Летом у фильма денег не было, и теперь съемочной группе приходилось изображать ласковый июль. Во всем есть свои плюсы — за работу на холоде нам платили больше.
Я сел в "беседку", свесил ноги и скептически осмотрел тросик, на котором предстояло спускаться. Он был тоньше карандаша.
Вертолетчик перехватил мой взгляд:
— Ничего, не дрейфь! Он держит две тонны. Мы на нем "Волгу" поднимали.
Я развернулся спиной вперед и повис над бездной. Вертолетчики знали свое дело. Они держали меня над волнами так, что ласты чуть касались воды. Я сбросил актерское барахло, спасательные круги и тяжеленный булыжник (якорь), который держал на коленях.
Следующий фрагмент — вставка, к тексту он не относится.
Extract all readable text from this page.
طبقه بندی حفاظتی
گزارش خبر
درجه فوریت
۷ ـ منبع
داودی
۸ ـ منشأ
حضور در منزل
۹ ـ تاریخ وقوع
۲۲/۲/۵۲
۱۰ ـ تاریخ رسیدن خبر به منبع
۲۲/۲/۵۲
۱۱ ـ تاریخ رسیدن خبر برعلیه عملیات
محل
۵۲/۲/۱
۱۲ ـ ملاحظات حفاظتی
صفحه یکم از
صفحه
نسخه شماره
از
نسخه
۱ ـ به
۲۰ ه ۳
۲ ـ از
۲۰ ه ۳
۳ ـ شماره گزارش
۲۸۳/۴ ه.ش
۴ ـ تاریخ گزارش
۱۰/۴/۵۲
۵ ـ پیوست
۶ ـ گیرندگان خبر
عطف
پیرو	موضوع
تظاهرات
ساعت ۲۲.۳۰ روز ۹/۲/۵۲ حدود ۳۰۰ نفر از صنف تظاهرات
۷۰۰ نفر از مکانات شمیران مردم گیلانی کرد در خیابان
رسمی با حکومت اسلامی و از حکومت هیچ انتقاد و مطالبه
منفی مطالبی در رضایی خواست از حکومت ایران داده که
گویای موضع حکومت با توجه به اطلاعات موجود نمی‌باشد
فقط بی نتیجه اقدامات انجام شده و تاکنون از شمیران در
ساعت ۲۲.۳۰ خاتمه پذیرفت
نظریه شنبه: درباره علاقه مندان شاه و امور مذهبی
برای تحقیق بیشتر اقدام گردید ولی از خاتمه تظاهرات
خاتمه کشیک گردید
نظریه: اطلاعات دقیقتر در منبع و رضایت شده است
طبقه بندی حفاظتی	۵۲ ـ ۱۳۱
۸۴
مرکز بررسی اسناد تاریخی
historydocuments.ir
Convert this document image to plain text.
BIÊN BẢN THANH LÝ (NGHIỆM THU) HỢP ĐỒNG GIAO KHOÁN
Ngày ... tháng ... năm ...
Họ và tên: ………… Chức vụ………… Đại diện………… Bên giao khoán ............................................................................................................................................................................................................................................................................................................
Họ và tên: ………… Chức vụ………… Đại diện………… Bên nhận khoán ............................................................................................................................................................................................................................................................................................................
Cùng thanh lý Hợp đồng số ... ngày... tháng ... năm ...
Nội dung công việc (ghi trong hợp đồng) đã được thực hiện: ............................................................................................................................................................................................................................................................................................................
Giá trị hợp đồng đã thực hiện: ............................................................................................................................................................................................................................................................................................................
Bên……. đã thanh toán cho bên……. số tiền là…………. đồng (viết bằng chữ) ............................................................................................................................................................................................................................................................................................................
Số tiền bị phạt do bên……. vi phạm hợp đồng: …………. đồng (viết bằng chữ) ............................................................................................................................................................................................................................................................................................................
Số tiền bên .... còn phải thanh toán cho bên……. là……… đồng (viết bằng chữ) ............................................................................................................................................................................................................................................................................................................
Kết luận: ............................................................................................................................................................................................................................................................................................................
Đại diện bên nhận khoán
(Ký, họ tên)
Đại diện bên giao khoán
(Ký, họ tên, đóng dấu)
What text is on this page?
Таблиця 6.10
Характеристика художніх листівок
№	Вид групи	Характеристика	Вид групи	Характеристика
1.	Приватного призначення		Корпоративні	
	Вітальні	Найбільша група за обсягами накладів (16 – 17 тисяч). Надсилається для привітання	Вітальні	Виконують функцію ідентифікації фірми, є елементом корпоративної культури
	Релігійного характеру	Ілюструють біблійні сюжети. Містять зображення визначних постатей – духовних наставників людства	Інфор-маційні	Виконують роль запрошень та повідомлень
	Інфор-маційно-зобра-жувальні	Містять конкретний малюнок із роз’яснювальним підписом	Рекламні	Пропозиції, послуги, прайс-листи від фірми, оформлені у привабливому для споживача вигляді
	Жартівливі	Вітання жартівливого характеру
Наконец, отстегнулся и меня аккуратненько опустили в волны.
Перехватило дыхание. Я знал это ощущение. Надо было перетерпеть минуты три. Потом стало теплее. Точней, тело немного согревало воду, пропитавшую пористую ткань.
Я разбросал вещи по режиссерскому замыслу, чтобы было как у терпящих бедствие на море, и закрепил их якорем. Утонуть я не боялся. Костюм давал восемь килограммов положительной плавучести. Но это и мешало тоже. Волны вовсю кувыркали меня.
Наконец, я добился нужного эффекта: теперь на разбросанное мной барахло в воде должны улечься другие каскадеры, уже без костюмов. Их задача — пролежать в ледяной воде несколько минут. Пока будут снимать летнюю морскую сцену — "потерпевшие кораблекрушение" исчезают в морской дали. На самом деле, это вертолет отлетит подальше, оператор снимет, вертолет вернется и всех заберет, На все — не более десяти минут. Иначе — переохлаждение.
Я должен был всех пристегнуть к замаскированным спасательным кругам. Потом подняться, чтобы не попасть в кадр. И, когда отснимут, — опять в воду, помогать ребятам залезть в "беседку" и отрправить их наверх.
Сами закоченевшие каскадеры не смогут этого сделать. Потом я должен был собрать барахло и подняться сам.
Все шло по плану. Щелкнула хлопушка — "кадр 366". Я поднялся в вертолет, он взмыл, оператор нацелился, камера застрекотала. Я сидел у боковой двери, свесив ноги, и старался не думать о том, как холодно сейчас ребятам.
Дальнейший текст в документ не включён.